Ich habe den Eindruck, dass in anderen Demokratien ähnliche Fragen gestellt werden. Auch dort gibt es diesen Teufelskreis:  der Beruf des Politikers ist entwertet worden. Die Folge davon ist, dass gute Leute sich nicht mehr für die politische Karriere entscheiden, was dem politischen Beruf noch mehr schadet.
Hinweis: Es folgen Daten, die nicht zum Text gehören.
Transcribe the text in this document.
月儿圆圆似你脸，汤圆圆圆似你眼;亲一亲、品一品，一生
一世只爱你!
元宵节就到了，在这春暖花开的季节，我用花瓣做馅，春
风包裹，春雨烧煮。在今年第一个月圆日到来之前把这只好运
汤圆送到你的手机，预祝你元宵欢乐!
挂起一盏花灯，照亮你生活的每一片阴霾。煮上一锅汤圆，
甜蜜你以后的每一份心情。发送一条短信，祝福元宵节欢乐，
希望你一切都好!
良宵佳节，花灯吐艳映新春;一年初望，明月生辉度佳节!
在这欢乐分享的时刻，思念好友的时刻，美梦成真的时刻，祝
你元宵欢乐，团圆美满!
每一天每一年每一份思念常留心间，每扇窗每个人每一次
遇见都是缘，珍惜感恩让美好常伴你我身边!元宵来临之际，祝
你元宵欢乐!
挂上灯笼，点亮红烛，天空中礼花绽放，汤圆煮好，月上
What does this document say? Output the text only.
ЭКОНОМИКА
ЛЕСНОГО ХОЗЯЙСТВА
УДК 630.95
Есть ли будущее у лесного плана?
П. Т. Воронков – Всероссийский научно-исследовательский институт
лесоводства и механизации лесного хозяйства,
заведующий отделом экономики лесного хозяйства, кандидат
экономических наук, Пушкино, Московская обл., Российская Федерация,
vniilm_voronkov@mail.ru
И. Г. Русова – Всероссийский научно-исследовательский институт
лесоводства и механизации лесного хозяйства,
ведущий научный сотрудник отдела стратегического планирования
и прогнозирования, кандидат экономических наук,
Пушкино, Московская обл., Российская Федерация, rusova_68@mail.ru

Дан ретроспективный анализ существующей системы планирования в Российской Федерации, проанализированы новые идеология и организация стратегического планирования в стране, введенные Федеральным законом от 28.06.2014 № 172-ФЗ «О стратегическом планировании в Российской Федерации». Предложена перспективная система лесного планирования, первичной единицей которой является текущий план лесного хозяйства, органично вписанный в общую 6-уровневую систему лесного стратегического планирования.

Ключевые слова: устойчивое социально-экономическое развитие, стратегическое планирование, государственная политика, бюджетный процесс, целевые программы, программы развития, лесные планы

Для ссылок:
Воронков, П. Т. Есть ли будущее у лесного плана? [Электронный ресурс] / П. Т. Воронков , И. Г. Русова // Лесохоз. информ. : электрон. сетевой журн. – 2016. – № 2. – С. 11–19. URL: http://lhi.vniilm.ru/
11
Nach einem hebräischen Sprichwort sind „die Sorgen der andern  ein halber Trost.“ Doch nicht in diesem Fall.

 

Israel sieht sich vielen Problemen gegenüber, viel mehr Problemen als andere demokratische Länder. Es sehnt sich nach der Anerkennung seiner Nachbarn . Es muss die negativen Aspekte des  hundert Jahre andauernden zionistischen Unternehmens überwinden. Es benötigt ein Abkommen, Frieden und Versöhnung mit dem palästinensischen Volk und mit der ganzen arabischen Welt. Es muss mit tiefen internen Spaltungen  fertig werden – zwischen den Säkularen und den Religiösen, zwischen den Armen und Reichen, zwischen der jüdischen Mehrheit und der arabischen Minderheit, zwischen den  verschiedenen jüdisch-ethnischen Gemeinschaften.

 

Um mit all diesen Aufgaben fertig zu werden, benötigen wir hervorragende Männer und Frauen, Menschen mit Vision, Integrität und Begabung. Und natürlich Patrioten, die nicht als Schurken eine Zuflucht suchen.

Kurz gesagt: Wir benötigen Männer und Frauen, die das Gegenteil von Ivette und seiner Esterina sind.

 

(Aus dem Englischen: Ellen Rohlfs, Christoph Glanz; vom Verfasser autorisiert.)